There are now a mere 185 lakes in Greater Hyderabad Municipal Corporation (GHMC) limits. What is even more alarming is that as many as 10 lakes in the city are on the verge of disappearance, with four lakes already disappearing.
The full tank level of 25 waterbodies under the Himayatsagar alone has reduced to about 1,222 hectares from 2,081 hectares. A study has also revealed that combined water spread under the basins of three lakes, which served as major watersheds for Hyderabad and surrounding areas, has come down by 40 per cent between 1978 and 2013.
A technical report, ‘Documenting disappearing water bodies of Hyderabad city’, prepared by the Society for Participatory Development revealed that 27 lakes and kuntas under Himayatsagar, Umdasagar and Miralam tank systems have totally disappeared during this period.
The impact has been manifold, with aquatic life deteriorating, groundwater levels declining, and waterlogging and flash floods becoming common during heavy rains.
The government finally formed the lake protection committee comprising officials from the irrigation and revenue departments, GHMC and the Hyderabad Metropolitan Development Authority. The government asked the committee to mark the FTLs of the lakes and fence them to stop further encroachments.
Even though records of Hyderabad’s lakes from the Nizams’ times are safe at the State Archives and Research Institute, the government has not got them translated from Urdu to zero in on encroachments.
Responding to a writ petition, the then Andhra Pradesh High Court during the mid-1990s had asked then Hyderabad Urban Development Authority (HUDA) to submit records pertaining to the number of lakes in the city. The authority then came up with the idea of not considering water bodies below 10 acres as lakes and kuntas and that they can be used for residential and commercial purposes. This even led to a government order, which has resulted in disappearance of 3,000 of the 7,000 manmade and natural bodies.
This is how Mir Jumla Kunta in Talab Katta became Bhavaninagar and Shamalkunta in Ameerpet turned Sundarnagar.
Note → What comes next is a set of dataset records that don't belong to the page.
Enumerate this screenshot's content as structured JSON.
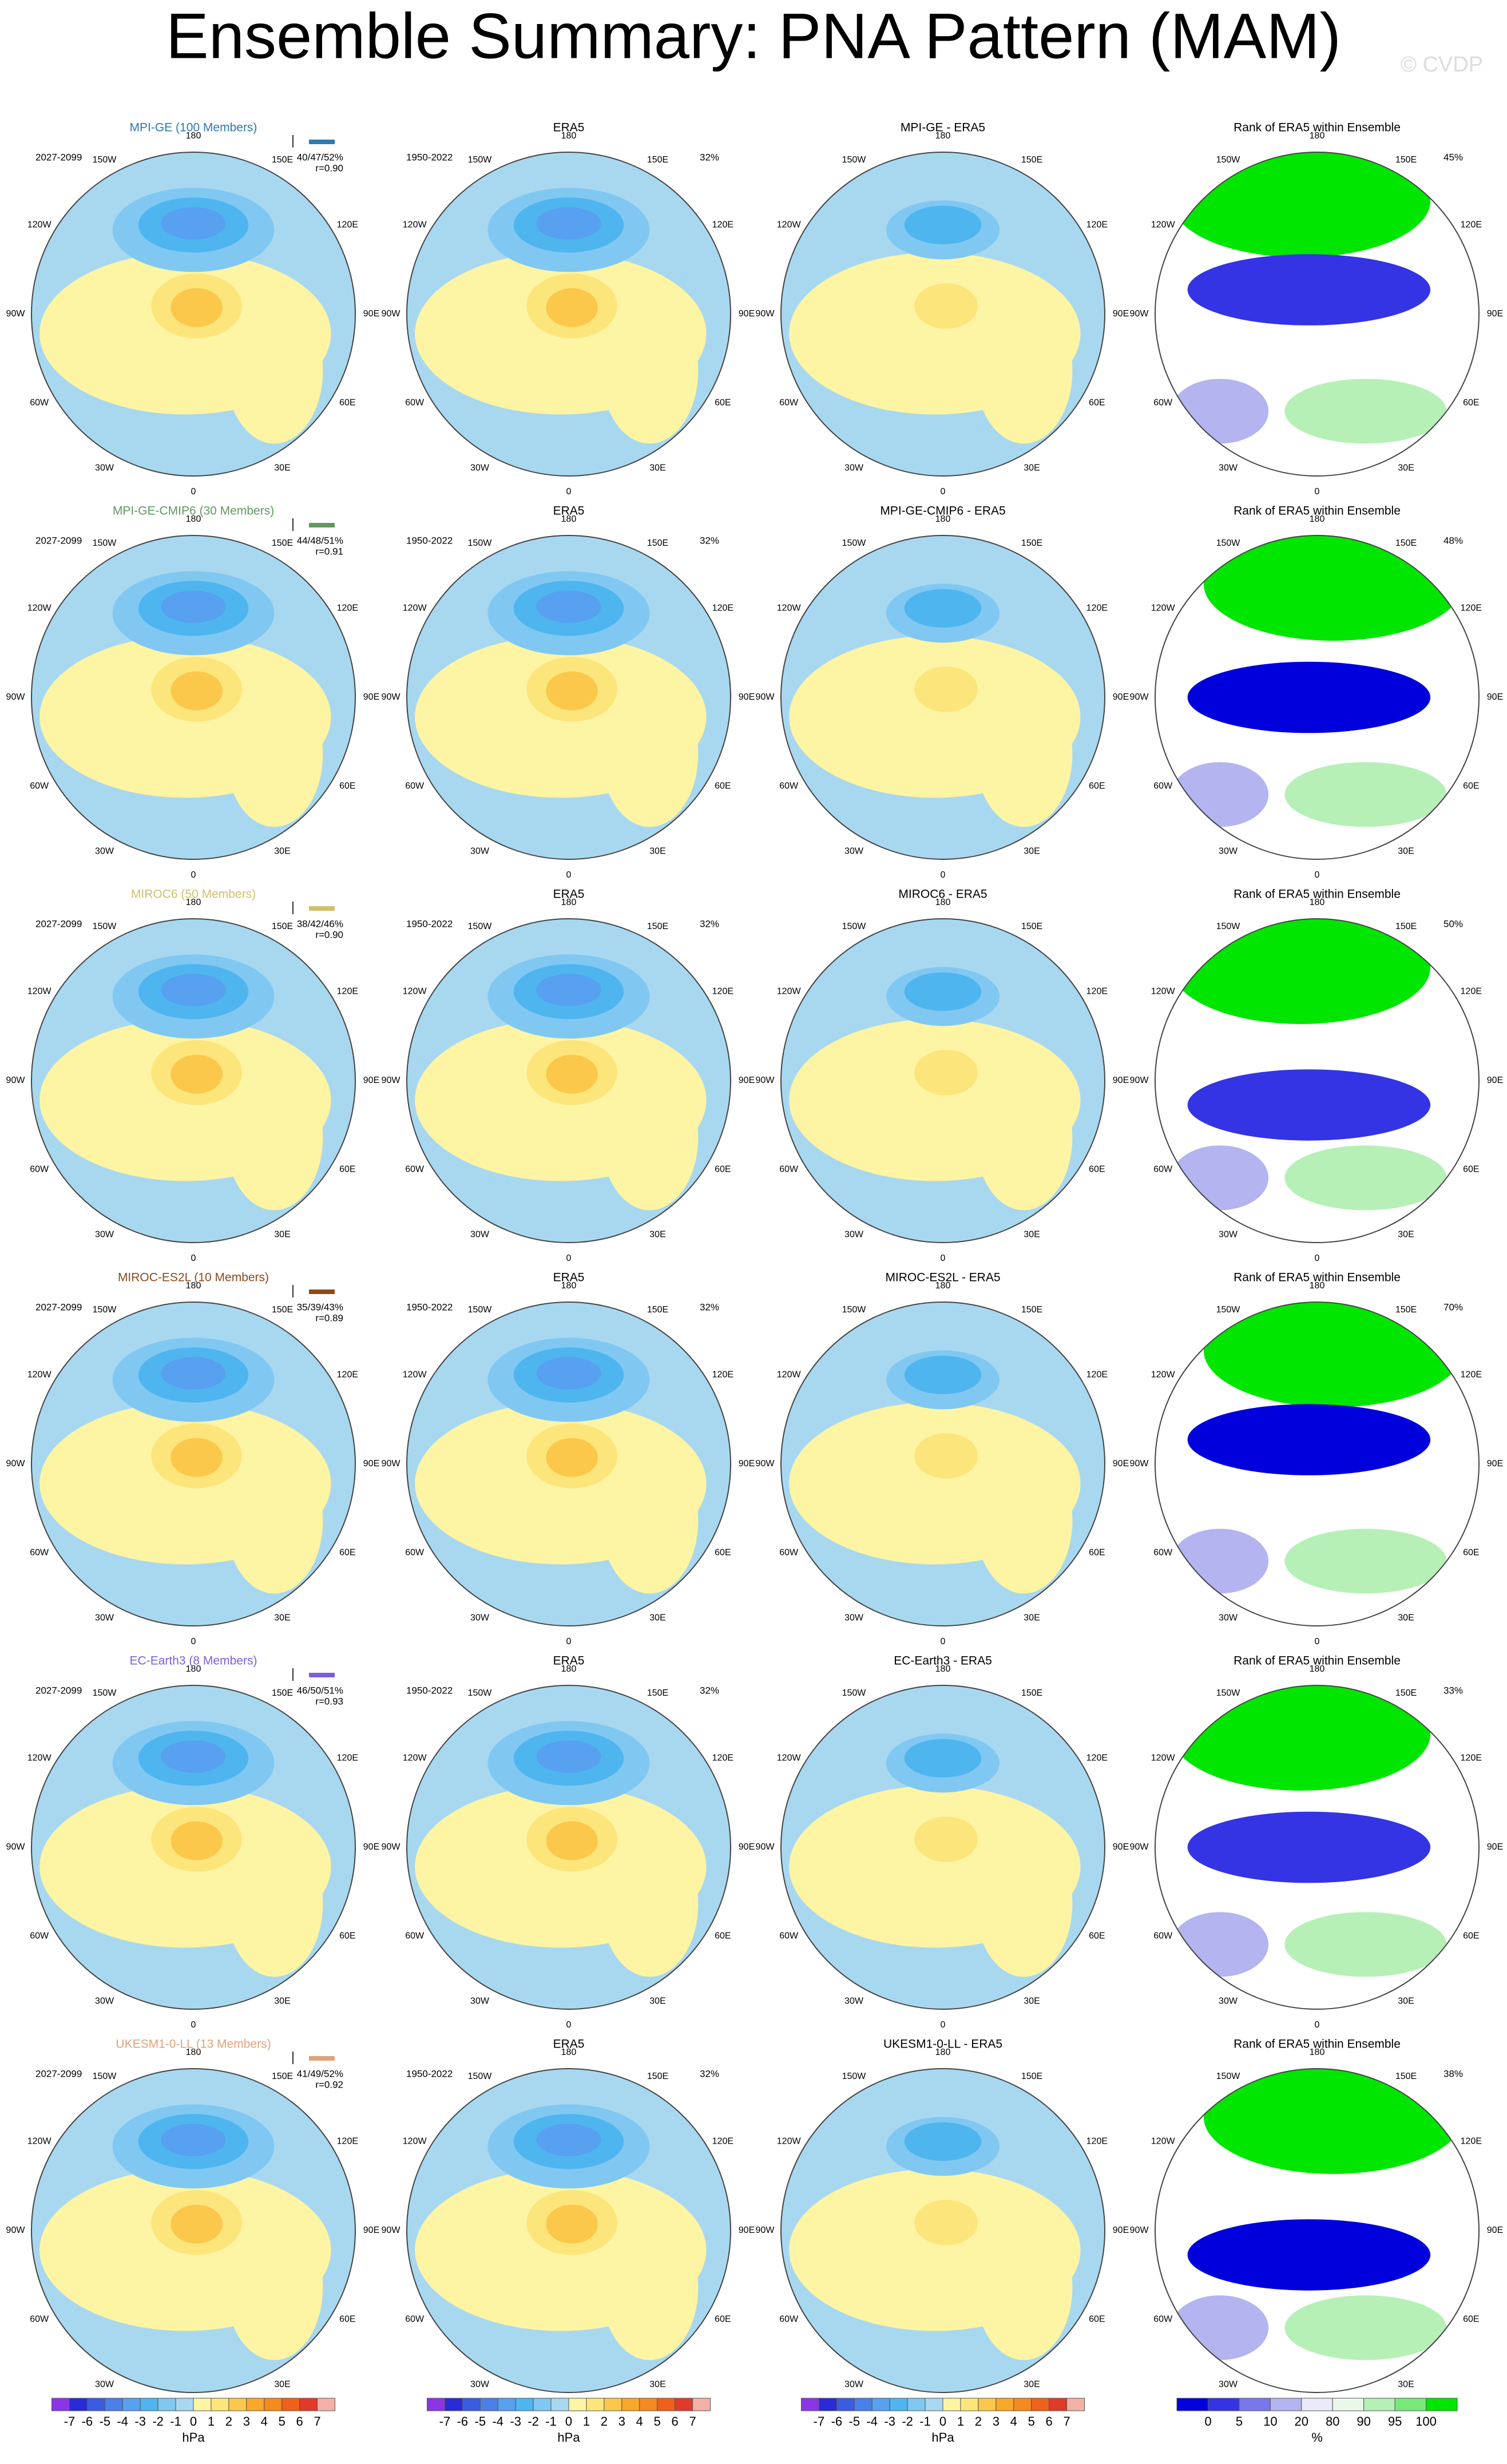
{
  "title": "Ensemble Summary: PNA Pattern (MAM)",
  "watermark": "© CVDP",
  "map_labels": [
    "0",
    "30E",
    "60E",
    "90E",
    "120E",
    "150E",
    "180",
    "150W",
    "120W",
    "90W",
    "60W",
    "30W"
  ],
  "rows": [
    {
      "model": "MPI-GE (100 Members)",
      "color": "#2b7bb0",
      "period": "2027-2099",
      "stats": "40/47/52%",
      "r": "r=0.90",
      "obs_title": "ERA5",
      "obs_period": "1950-2022",
      "obs_pct": "32%",
      "diff_title": "MPI-GE - ERA5",
      "rank_title": "Rank of ERA5 within Ensemble",
      "rank_pct": "45%"
    },
    {
      "model": "MPI-GE-CMIP6 (30 Members)",
      "color": "#5f9a5f",
      "period": "2027-2099",
      "stats": "44/48/51%",
      "r": "r=0.91",
      "obs_title": "ERA5",
      "obs_period": "1950-2022",
      "obs_pct": "32%",
      "diff_title": "MPI-GE-CMIP6 - ERA5",
      "rank_title": "Rank of ERA5 within Ensemble",
      "rank_pct": "48%"
    },
    {
      "model": "MIROC6 (50 Members)",
      "color": "#d2c068",
      "period": "2027-2099",
      "stats": "38/42/46%",
      "r": "r=0.90",
      "obs_title": "ERA5",
      "obs_period": "1950-2022",
      "obs_pct": "32%",
      "diff_title": "MIROC6 - ERA5",
      "rank_title": "Rank of ERA5 within Ensemble",
      "rank_pct": "50%"
    },
    {
      "model": "MIROC-ES2L (10 Members)",
      "color": "#8b4a1c",
      "period": "2027-2099",
      "stats": "35/39/43%",
      "r": "r=0.89",
      "obs_title": "ERA5",
      "obs_period": "1950-2022",
      "obs_pct": "32%",
      "diff_title": "MIROC-ES2L - ERA5",
      "rank_title": "Rank of ERA5 within Ensemble",
      "rank_pct": "70%"
    },
    {
      "model": "EC-Earth3 (8 Members)",
      "color": "#7b5fe0",
      "period": "2027-2099",
      "stats": "46/50/51%",
      "r": "r=0.93",
      "obs_title": "ERA5",
      "obs_period": "1950-2022",
      "obs_pct": "32%",
      "diff_title": "EC-Earth3 - ERA5",
      "rank_title": "Rank of ERA5 within Ensemble",
      "rank_pct": "33%"
    },
    {
      "model": "UKESM1-0-LL (13 Members)",
      "color": "#e0a27a",
      "period": "2027-2099",
      "stats": "41/49/52%",
      "r": "r=0.92",
      "obs_title": "ERA5",
      "obs_period": "1950-2022",
      "obs_pct": "32%",
      "diff_title": "UKESM1-0-LL - ERA5",
      "rank_title": "Rank of ERA5 within Ensemble",
      "rank_pct": "38%"
    }
  ],
  "colorbar": {
    "labels": [
      -7,
      -6,
      -5,
      -4,
      -3,
      -2,
      -1,
      0,
      1,
      2,
      3,
      4,
      5,
      6,
      7
    ],
    "colors": [
      "#8a35e6",
      "#2a2ad6",
      "#3a5ce0",
      "#4a80e8",
      "#58a0f0",
      "#4fb5ef",
      "#80c8f2",
      "#a8d8f0",
      "#fdf4a4",
      "#fce57a",
      "#fbc84c",
      "#f9a82a",
      "#f58a1e",
      "#ef611a",
      "#df3a2a",
      "#f4b0a6"
    ],
    "unit": "hPa"
  },
  "rank_colorbar": {
    "labels": [
      0,
      5,
      10,
      20,
      80,
      90,
      95,
      100
    ],
    "colors": [
      "#0000dc",
      "#3434e4",
      "#7878ea",
      "#b4b4f0",
      "#eaeaf8",
      "#eaf8ea",
      "#b6f0b6",
      "#78e878",
      "#00e600"
    ],
    "unit": "%"
  }
}
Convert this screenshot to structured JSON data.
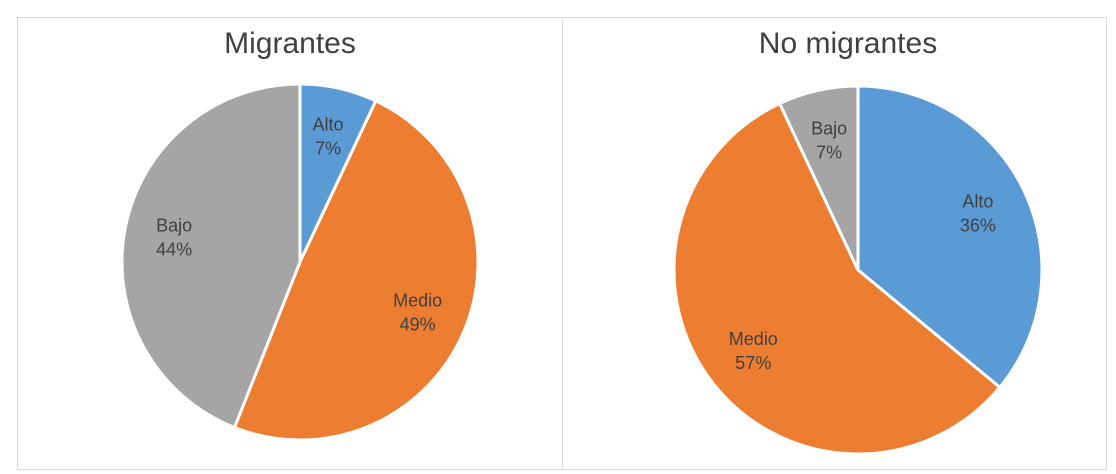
{
  "chart_data": [
    {
      "type": "pie",
      "title": "Migrantes",
      "categories": [
        "Alto",
        "Medio",
        "Bajo"
      ],
      "values": [
        7,
        49,
        44
      ],
      "value_labels": [
        "7%",
        "49%",
        "44%"
      ],
      "colors": [
        "#5b9bd5",
        "#ed7d31",
        "#a5a5a5"
      ]
    },
    {
      "type": "pie",
      "title": "No migrantes",
      "categories": [
        "Alto",
        "Medio",
        "Bajo"
      ],
      "values": [
        36,
        57,
        7
      ],
      "value_labels": [
        "36%",
        "57%",
        "7%"
      ],
      "colors": [
        "#5b9bd5",
        "#ed7d31",
        "#a5a5a5"
      ]
    }
  ]
}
The Nawab Saheb Kunta, Bathukamma Kunta, Masab Kunta, Yousufguda Cheruvu and several others vanished.
HUDA had identified 169 lakes as being 10 acres and above, covering approximately 90.56 sq. km. After formation of the HMDA, 501 lakes were identified in 2010 as being under HUDA and 415 lakes under the irrigation and command area development department. Ironically, after 10 years, the number of lakes has reduced to just 185.
When queried, officials said the GHMC has already marked the FTL of 185 lakes and has fenced 53 of them. Encroachments could not be removed as people have been holding pattas and registration certificates. “The issue has been taken to the notice of government, which will take a final call,” a senior GHMC official maintained.
*As many as 399 lakes have disappeared in the last 10 years, 14 of them in Saroornagar mandal. Two are now in the “process of disappearing”. Another 10 lakes are on the verge of extinction.
*19 lakes are being developed under the urban Mission Kakatiya, including Patel Cheruvu, Ambeer Cheruvu, Boin Cheruvu, Malka Cheruvu, Pedda Cheruvu, Cherlapally Tank, Mukkidi Cheruvu, Nallagandla Cheruvu, Oora Cheruvu, Anthangani Kunta, Surram Cheruvu, Maddela Kunta, Mohini Cheruvu, Durgam Cheruvu, Nalla Cheruvu and Fox Sagar.